Pemkab Purwakarta pun sejak Maret 2013 melarang anak jajan sembarangan di sekolah. Meski menimbulkan pertanyaan—akankah efektif?—hal ini perlu mendapat apresiasi.
Beberapa Sekolah Islam Terpadu yang menyadari pentingnya menjaga jajanan bagi siswa melakukan pengelolaan snack (jajan) dan makan siang. Umumnya sekolah ini Full day, dimana kemudian jajan dan makan siang dikelola agar benar-benar aman dan bergizi seimbang. Siswa tidak diperkenankan jajan di luar.
Ada juga pengelolaan jajan, melalui kantin sehat, dimana para pedagang diedukasi sekolah kemudian berkomitmen tidak menjual jajanan berbahaya. Hal ini tetap disertai dengan edukasi kepada orangtua agar menyiapkan bekal makan bagi anak. Langkah-langkah kecil semacam itu kiranya bisa diikuti sekolah lain.

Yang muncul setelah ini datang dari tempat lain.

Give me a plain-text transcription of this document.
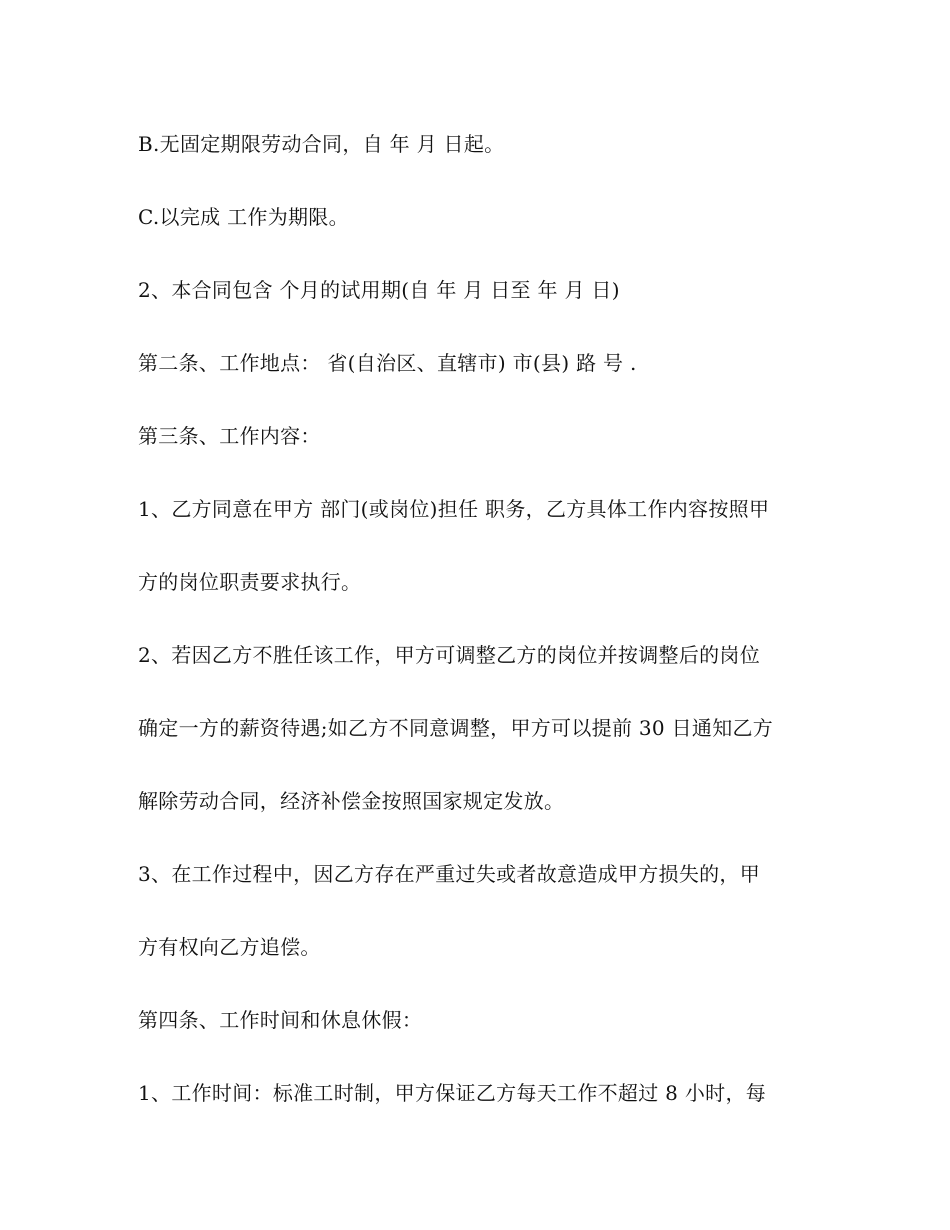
B.无固定期限劳动合同，自 年 月 日起。
C.以完成 工作为期限。
2、本合同包含 个月的试用期(自 年 月 日至 年 月 日)
第二条、工作地点： 省(自治区、直辖市) 市(县) 路 号 .
第三条、工作内容：
1、乙方同意在甲方 部门(或岗位)担任 职务，乙方具体工作内容按照甲
方的岗位职责要求执行。
2、若因乙方不胜任该工作，甲方可调整乙方的岗位并按调整后的岗位
确定一方的薪资待遇;如乙方不同意调整，甲方可以提前 30 日通知乙方
解除劳动合同，经济补偿金按照国家规定发放。
3、在工作过程中，因乙方存在严重过失或者故意造成甲方损失的，甲
方有权向乙方追偿。
第四条、工作时间和休息休假：
1、工作时间：标准工时制，甲方保证乙方每天工作不超过 8 小时，每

Kita tidak bisa membiarkan siswa untuk terus menerus mengonsumsi makanan yang bercampur zat aditif berbahaya. Alangkah baiknya jika sekolah, keluarga, pemerintah juga masyarakat bersama-sama peduli terhadap hal ini. Bukankah apa yang mereka makan ikut menentukan masa depan mereka? [Budi Santosa, S.Pd.I, Klaten | Dimuat Majalah Hadila Edisi Juni 2014]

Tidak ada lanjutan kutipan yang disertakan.